Someone in your family unexpectedly passes away and lo and behold, you now inherit the house along with the mortgage. What do you do now?
Just because the homeowner or mortgage holder passes away before paying off the mortgage, the mortgage does not go away.
So who’s responsible for the mortgage payments after the borrower’s death?
It’s important to talk to a lawyer during this time but it’s also imperative to continue the mortgage payments and make sure that they are on time. The loan still needs to be repaid even if you plan on selling the home or selling it through probate. Even though heirs are not financially responsible for making the payment, those payments still need to be made otherwise the house could fall into foreclosure. If there is a surviving spouse or someone who cosigned on the mortgage, he or she will become responsible for those payments. Even if the other person does not have ownership in the house, if they have cosigned of the loan, they will be financially responsible. If there is no cosigner, the air should take responsibility for the mortgage but if they are unable or unwilling to do so, the executor of the estate can use funds from the estate to pay off the loan or the house can be sold.
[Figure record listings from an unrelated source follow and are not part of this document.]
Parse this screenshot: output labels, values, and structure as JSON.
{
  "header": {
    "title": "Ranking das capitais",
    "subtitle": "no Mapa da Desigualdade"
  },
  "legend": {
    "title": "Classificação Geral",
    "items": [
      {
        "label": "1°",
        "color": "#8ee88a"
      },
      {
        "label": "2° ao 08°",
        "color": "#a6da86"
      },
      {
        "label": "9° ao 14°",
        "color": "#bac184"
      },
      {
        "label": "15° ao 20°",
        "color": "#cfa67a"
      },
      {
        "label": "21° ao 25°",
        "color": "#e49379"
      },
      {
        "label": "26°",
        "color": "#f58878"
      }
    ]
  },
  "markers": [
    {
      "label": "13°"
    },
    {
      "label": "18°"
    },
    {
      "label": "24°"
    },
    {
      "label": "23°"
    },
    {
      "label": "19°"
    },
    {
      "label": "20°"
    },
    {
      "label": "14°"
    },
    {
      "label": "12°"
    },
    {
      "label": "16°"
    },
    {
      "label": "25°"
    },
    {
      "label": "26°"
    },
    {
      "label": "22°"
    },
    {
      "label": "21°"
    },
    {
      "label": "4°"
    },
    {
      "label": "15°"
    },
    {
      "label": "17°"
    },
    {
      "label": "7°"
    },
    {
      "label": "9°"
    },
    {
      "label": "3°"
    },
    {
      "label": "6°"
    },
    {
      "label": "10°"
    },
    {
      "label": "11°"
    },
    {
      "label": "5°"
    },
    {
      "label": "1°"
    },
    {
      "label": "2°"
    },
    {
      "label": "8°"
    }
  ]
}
If the home sells for more than the amount owed on the mortgage, the balance can be used to pay off the deceased’s debts or inherited by the heirs. If the home is worth less than what is owed on the mortgage, the executor of the estate can negotiate a short sale or simply allow the home to go into foreclosure. A short sale is an agreement with the lender to sell the property for less than it’s worth in order to pay the loan off.
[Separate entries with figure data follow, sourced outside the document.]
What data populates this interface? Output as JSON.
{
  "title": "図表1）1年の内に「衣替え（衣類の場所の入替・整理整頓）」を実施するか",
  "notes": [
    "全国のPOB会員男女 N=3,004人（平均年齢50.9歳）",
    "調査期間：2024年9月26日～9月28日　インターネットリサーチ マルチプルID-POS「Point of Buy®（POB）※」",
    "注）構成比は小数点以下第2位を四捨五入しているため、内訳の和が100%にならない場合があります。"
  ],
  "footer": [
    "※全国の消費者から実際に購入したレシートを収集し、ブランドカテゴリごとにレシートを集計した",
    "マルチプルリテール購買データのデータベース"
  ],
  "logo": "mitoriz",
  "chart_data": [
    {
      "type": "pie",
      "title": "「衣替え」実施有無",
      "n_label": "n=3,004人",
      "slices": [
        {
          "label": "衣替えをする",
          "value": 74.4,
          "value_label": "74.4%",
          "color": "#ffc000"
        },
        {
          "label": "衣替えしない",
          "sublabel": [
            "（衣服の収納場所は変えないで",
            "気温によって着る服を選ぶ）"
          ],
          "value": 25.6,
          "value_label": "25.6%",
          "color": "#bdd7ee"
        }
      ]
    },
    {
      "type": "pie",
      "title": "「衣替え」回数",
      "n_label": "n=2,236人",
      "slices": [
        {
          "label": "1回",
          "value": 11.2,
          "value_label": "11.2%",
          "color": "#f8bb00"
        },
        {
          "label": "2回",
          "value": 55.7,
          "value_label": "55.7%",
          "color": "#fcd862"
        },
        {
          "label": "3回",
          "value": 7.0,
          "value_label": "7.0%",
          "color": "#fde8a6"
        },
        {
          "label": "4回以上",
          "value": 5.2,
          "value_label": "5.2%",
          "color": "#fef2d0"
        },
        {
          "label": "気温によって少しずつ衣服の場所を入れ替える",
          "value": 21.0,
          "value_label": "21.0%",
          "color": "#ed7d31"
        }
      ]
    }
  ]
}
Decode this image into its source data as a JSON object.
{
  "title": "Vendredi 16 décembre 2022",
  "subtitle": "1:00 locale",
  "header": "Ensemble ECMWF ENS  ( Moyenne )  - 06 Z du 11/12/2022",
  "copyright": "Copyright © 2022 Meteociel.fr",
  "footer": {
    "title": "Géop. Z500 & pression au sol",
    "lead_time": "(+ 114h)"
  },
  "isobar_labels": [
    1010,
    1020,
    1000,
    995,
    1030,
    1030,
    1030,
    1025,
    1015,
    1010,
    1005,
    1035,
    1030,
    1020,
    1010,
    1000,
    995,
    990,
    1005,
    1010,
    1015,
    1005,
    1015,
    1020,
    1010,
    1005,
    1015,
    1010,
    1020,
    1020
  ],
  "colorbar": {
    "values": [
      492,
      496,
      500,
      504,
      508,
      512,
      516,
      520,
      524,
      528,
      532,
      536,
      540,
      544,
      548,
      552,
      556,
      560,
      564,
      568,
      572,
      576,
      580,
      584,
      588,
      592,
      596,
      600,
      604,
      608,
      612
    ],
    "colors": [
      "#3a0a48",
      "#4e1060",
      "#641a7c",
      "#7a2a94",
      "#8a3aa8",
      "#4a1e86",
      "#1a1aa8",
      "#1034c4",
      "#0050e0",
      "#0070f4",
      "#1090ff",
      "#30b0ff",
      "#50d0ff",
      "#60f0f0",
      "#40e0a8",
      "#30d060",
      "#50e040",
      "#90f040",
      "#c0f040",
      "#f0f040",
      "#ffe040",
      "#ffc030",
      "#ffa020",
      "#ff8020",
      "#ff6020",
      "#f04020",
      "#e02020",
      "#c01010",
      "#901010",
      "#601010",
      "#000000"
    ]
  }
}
If the deceased had a reverse mortgage, the loan will need to be paid off after all borrowers have passed away or moved out of the house. If family members pay off the loan, they can retain the property.
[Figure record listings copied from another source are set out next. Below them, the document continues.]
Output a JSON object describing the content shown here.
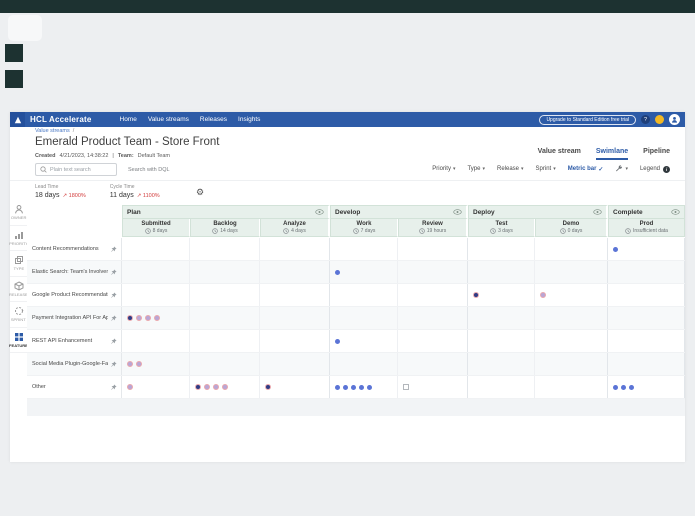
{
  "glyphs": {
    "caret": "▾",
    "check": "✓",
    "help": "?",
    "info": "i",
    "arrow_up": "↗",
    "gear": "⚙",
    "breadcrumb_sep": "/",
    "meta_sep": "|"
  },
  "nav": {
    "brand": "HCL Accelerate",
    "items": [
      {
        "label": "Home"
      },
      {
        "label": "Value streams"
      },
      {
        "label": "Releases"
      },
      {
        "label": "Insights"
      }
    ],
    "upgrade_button": "Upgrade to Standard Edition free trial"
  },
  "breadcrumb": {
    "item": "Value streams"
  },
  "page": {
    "title": "Emerald Product Team - Store Front",
    "created_label": "Created",
    "created_value": "4/21/2023, 14:38:22",
    "team_label": "Team:",
    "team_value": "Default Team"
  },
  "view_tabs": [
    {
      "label": "Value stream",
      "active": false
    },
    {
      "label": "Swimlane",
      "active": true
    },
    {
      "label": "Pipeline",
      "active": false
    }
  ],
  "toolbar": {
    "search_placeholder": "Plain text search",
    "dql_label": "Search with DQL",
    "filters": [
      {
        "label": "Priority"
      },
      {
        "label": "Type"
      },
      {
        "label": "Release"
      },
      {
        "label": "Sprint"
      }
    ],
    "metric_bar_label": "Metric bar",
    "legend_label": "Legend"
  },
  "metrics": [
    {
      "label": "Lead Time",
      "value": "18 days",
      "delta": "1800%"
    },
    {
      "label": "Cycle Time",
      "value": "11 days",
      "delta": "1100%"
    }
  ],
  "sidebar": [
    {
      "label": "OWNER",
      "icon": "person",
      "active": false
    },
    {
      "label": "PRIORITY",
      "icon": "priority",
      "active": false
    },
    {
      "label": "TYPE",
      "icon": "type",
      "active": false
    },
    {
      "label": "RELEASE",
      "icon": "release",
      "active": false
    },
    {
      "label": "SPRINT",
      "icon": "sprint",
      "active": false
    },
    {
      "label": "FEATURE",
      "icon": "feature",
      "active": true
    }
  ],
  "board": {
    "phases": [
      {
        "name": "Plan",
        "stage_count": 3
      },
      {
        "name": "Develop",
        "stage_count": 2
      },
      {
        "name": "Deploy",
        "stage_count": 2
      },
      {
        "name": "Complete",
        "stage_count": 1
      }
    ],
    "stages": [
      {
        "name": "Submitted",
        "duration": "8 days"
      },
      {
        "name": "Backlog",
        "duration": "14 days"
      },
      {
        "name": "Analyze",
        "duration": "4 days"
      },
      {
        "name": "Work",
        "duration": "7 days"
      },
      {
        "name": "Review",
        "duration": "19 hours"
      },
      {
        "name": "Test",
        "duration": "3 days"
      },
      {
        "name": "Demo",
        "duration": "0 days"
      },
      {
        "name": "Prod",
        "duration": "Insufficient data"
      }
    ],
    "rows": [
      {
        "label": "Content Recommendations",
        "pinned": true,
        "dots": [
          [],
          [],
          [],
          [],
          [],
          [],
          [],
          [
            "blue"
          ]
        ]
      },
      {
        "label": "Elastic Search: Team's Involvement Wit",
        "pinned": true,
        "dots": [
          [],
          [],
          [],
          [
            "blue"
          ],
          [],
          [],
          [],
          []
        ]
      },
      {
        "label": "Google Product Recommendations AI",
        "pinned": true,
        "dots": [
          [],
          [],
          [],
          [],
          [],
          [
            "navy"
          ],
          [
            "lavender"
          ],
          []
        ]
      },
      {
        "label": "Payment Integration API For Apple Pay",
        "pinned": true,
        "dots": [
          [
            "navy",
            "lavender",
            "lavender",
            "lavender"
          ],
          [],
          [],
          [],
          [],
          [],
          [],
          []
        ]
      },
      {
        "label": "REST API Enhancement",
        "pinned": true,
        "dots": [
          [],
          [],
          [],
          [
            "blue"
          ],
          [],
          [],
          [],
          []
        ]
      },
      {
        "label": "Social Media Plugin-Google-Facebook-I",
        "pinned": true,
        "dots": [
          [
            "lavender",
            "lavender"
          ],
          [],
          [],
          [],
          [],
          [],
          [],
          []
        ]
      },
      {
        "label": "Other",
        "pinned": true,
        "dots": [
          [
            "lavender"
          ],
          [
            "navy",
            "lavender",
            "lavender",
            "lavender"
          ],
          [
            "navy"
          ],
          [
            "blue",
            "blue",
            "blue",
            "blue",
            "blue"
          ],
          [
            "square"
          ],
          [],
          [],
          [
            "blue",
            "blue",
            "blue"
          ]
        ]
      }
    ],
    "colors": {
      "blue": "#5b74d6",
      "navy": "#2f3c85",
      "lavender": "#b9a6d6",
      "ring": "#e9a6ac"
    }
  }
}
Is there a way to prevent problems arising from this type of situation?
The existing homeowner can set aside funds is specifically designated to pay the mortgage should the borrower pass away before the mortgage is paid off. Life insurance funds can also be used to pay off a mortgage or the homeowner can put the property in a trust to avoid the time and expense that probate can sometimes insight. Related: How to Sell a House in Probate
The important thing is to talk to family members or anyone that would inherit a property, especially if there’s financial responsibility attached to it. Speak to a lawyer and find out your options as there may be several. If at all possible, continue to pay the mortgage until you decide what to do with the home.